In the context of such warnings, any American, in the South or in the North, who holds to the theory of white supremacy and actively promotes the political, economic and social restrictions necessary to make the theory particularly effective, is in fact undermining this country's strength in the face of the enemy. It is for such a southerner or northerner to defend himself against the charge of un-American activity.

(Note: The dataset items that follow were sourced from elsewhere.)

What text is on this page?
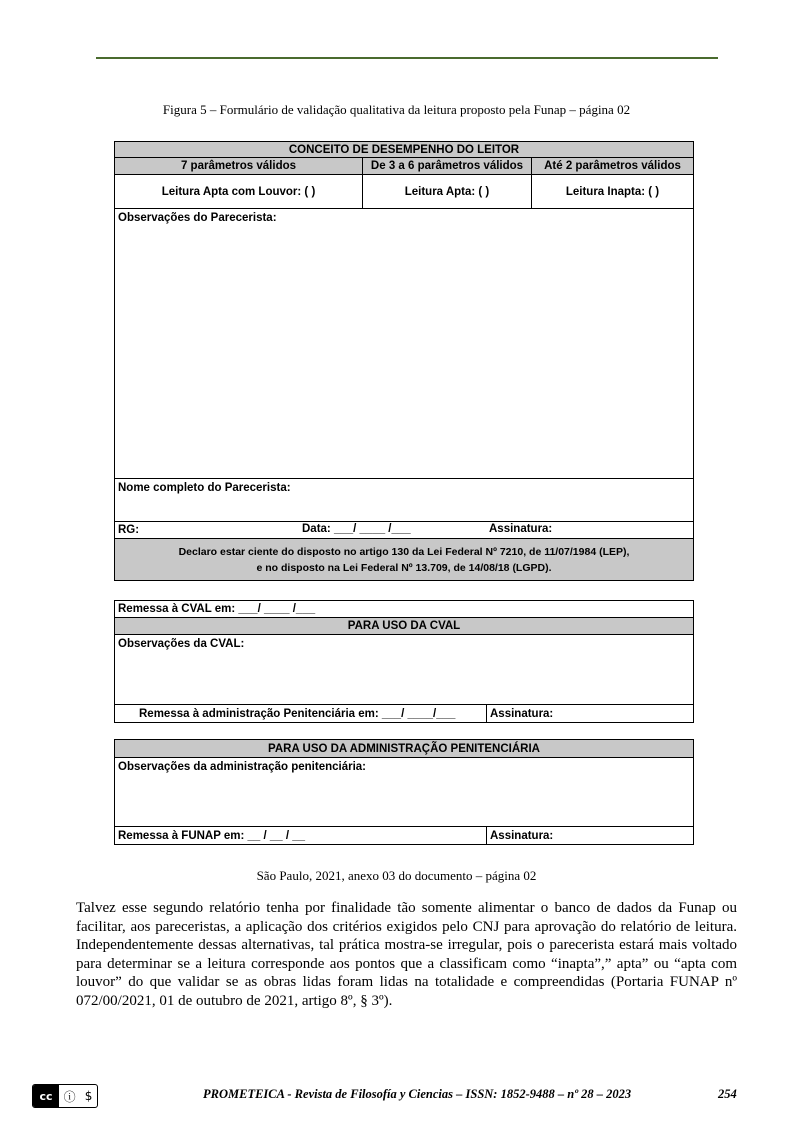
Figura 5 – Formulário de validação qualitativa da leitura proposto pela Funap – página 02
CONCEITO DE DESEMPENHO DO LEITOR		
7 parâmetros válidos	De 3 a 6 parâmetros válidos	Até 2 parâmetros válidos
Leitura Apta com Louvor: ( )	Leitura Apta: ( )	Leitura Inapta: ( )
Observações do Parecerista:		
Nome completo do Parecerista:		
RG: Data: ___/ ____ /___ Assinatura:		

Declaro estar ciente do disposto no artigo 130 da Lei Federal Nº 7210, de 11/07/1984 (LEP),
e no disposto na Lei Federal Nº 13.709, de 14/08/18 (LGPD).		
Remessa à CVAL em: ___/ ____ /___
PARA USO DA CVAL
Observações da CVAL:
Remessa à administração Penitenciária em: ___/ ____/___	Assinatura:
PARA USO DA ADMINISTRAÇÃO PENITENCIÁRIA
Observações da administração penitenciária:
Remessa à FUNAP em: __ / __ / __	Assinatura:
São Paulo, 2021, anexo 03 do documento – página 02

Talvez esse segundo relatório tenha por finalidade tão somente alimentar o banco de dados da Funap ou facilitar, aos pareceristas, a aplicação dos critérios exigidos pelo CNJ para aprovação do relatório de leitura. Independentemente dessas alternativas, tal prática mostra-se irregular, pois o parecerista estará mais voltado para determinar se a leitura corresponde aos pontos que a classificam como “inapta”,” apta” ou “apta com louvor” do que validar se as obras lidas foram lidas na totalidade e compreendidas (Portaria FUNAP nº 072/00/2021, 01 de outubro de 2021, artigo 8º, § 3º).

cc ⓘ $	PROMETEICA - Revista de Filosofía y Ciencias – ISSN: 1852-9488 – nº 28 – 2023	254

In view of all this, how can we explain what is happening in the South? I know no completely satisfying answer to that question. Southerners by and large are good people. But most southerners have for generations taken for granted the political, economic and social patterns which assigned the Negro to a second-class status. Until quite recently many of them did not give a second thought to what were objectively grave violations of human rights, and they are now victims of uncritical conformism to a system, the basic evil of which they never challenged. Having grown up accepting segregation as an integral part of Southern living, they now argue, by an involved process of rationalization, that the injustices and uncharitableness of the present racial system are only accidentally associated with segregation. They do not condone these distortions of right order, but they will not admit that racial segregation as such is immoral. They claim that greater and greater effort must be made to bring equality of educational and economic opportunity to the Negro, but they insist that this objective must be realized within the traditional framework of separation, enforced both by law and custom. Because of these deep-rooted attitudes, the Supreme Court decision struck with staggering force, and the South was stunned. Since then, fear and hysteria, whipped up by the extremists, have all but rendered powerless the relatively few southerners who received the Court's decision with good grace and even enthusiasm.

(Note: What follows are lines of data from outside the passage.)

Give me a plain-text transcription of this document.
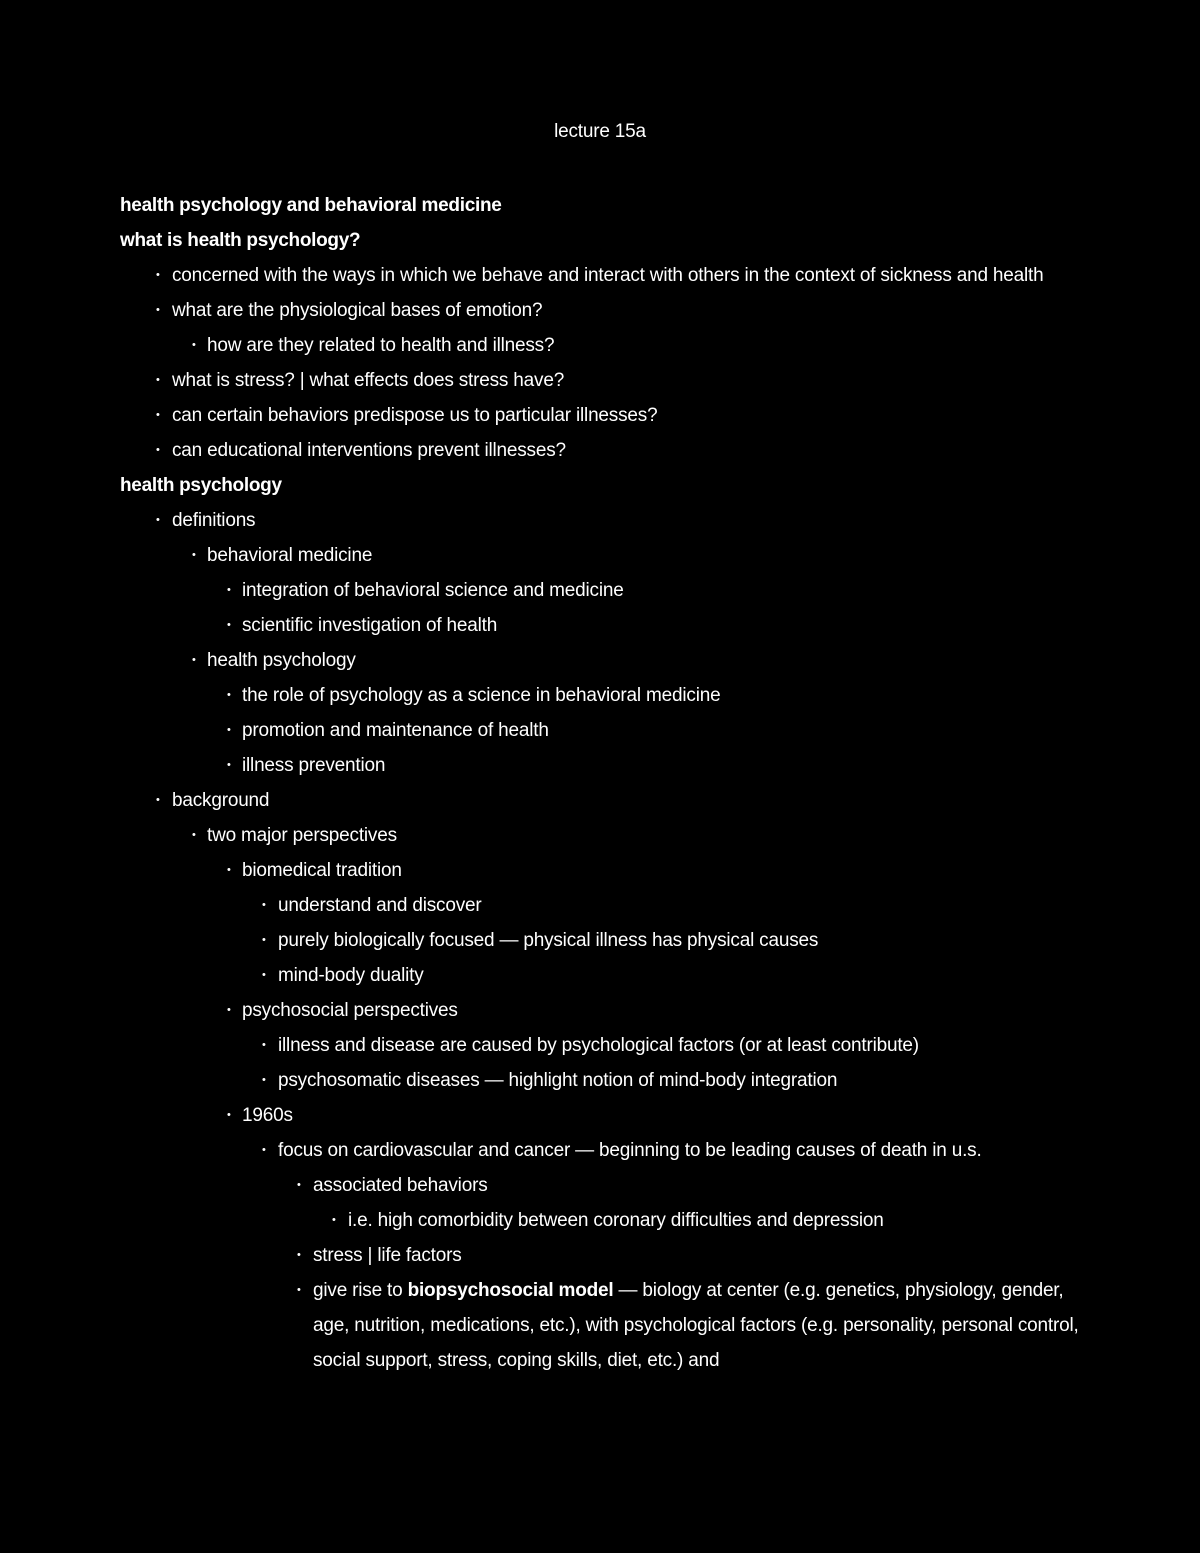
lecture 15a
health psychology and behavioral medicine
what is health psychology?
• concerned with the ways in which we behave and interact with others in the context of sickness and health
• what are the physiological bases of emotion?
• how are they related to health and illness?
• what is stress? | what effects does stress have?
• can certain behaviors predispose us to particular illnesses?
• can educational interventions prevent illnesses?
health psychology
• definitions
• behavioral medicine
• integration of behavioral science and medicine
• scientific investigation of health
• health psychology
• the role of psychology as a science in behavioral medicine
• promotion and maintenance of health
• illness prevention
• background
• two major perspectives
• biomedical tradition
• understand and discover
• purely biologically focused — physical illness has physical causes
• mind-body duality
• psychosocial perspectives
• illness and disease are caused by psychological factors (or at least contribute)
• psychosomatic diseases — highlight notion of mind-body integration
• 1960s
• focus on cardiovascular and cancer — beginning to be leading causes of death in u.s.
• associated behaviors
• i.e. high comorbidity between coronary difficulties and depression
• stress | life factors
• give rise to biopsychosocial model — biology at center (e.g. genetics, physiology, gender, age, nutrition, medications, etc.), with psychological factors (e.g. personality, personal control, social support, stress, coping skills, diet, etc.) and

Nevertheless, there is a brighter side. It is certainly not my intention to minimize the grim seriousness of the racial crisis in the South, but there is solid ground for hope. Sooner rather than later the angry wave of emotional recklessness will spend itself. Probably within 5 years the South will have begun effectively to assert its better self. Then conformity to the dictates of morality and law will become the rule of the times.

What evidence is there for this optimism? In the first place, the southern conscience, despite all appearances, is profoundly disturbed. There the work of religious leaders of all faiths has been tremendously important. Consider, for example, the work of the great Archbishop of New Orleans, the Most Reverend Joseph Francis Rummel. For years he had proved himself the champion of justice and charity for the Negro, and, in the face of certain and spirited opposition, he placed himself and the Catholic Church within his jurisdiction solidly behind the Supreme Court. His most telling display of courageous leadership came in the form of his now famous pastoral letter of February 11, 1956, in which he invoked his authority as a successor of the apostles and solemnly declared: "Racial segregation as such is morally wrong and sinful." This declaration has caused innumerable southerners, Catholic and non-Catholic, to look into their consciences as they have never done before. From such soul searching is coming a deeper understanding of what justice and charity demand. And this new insight will be the basis upon which a true sense of brotherhood between Negro and white can be fostered.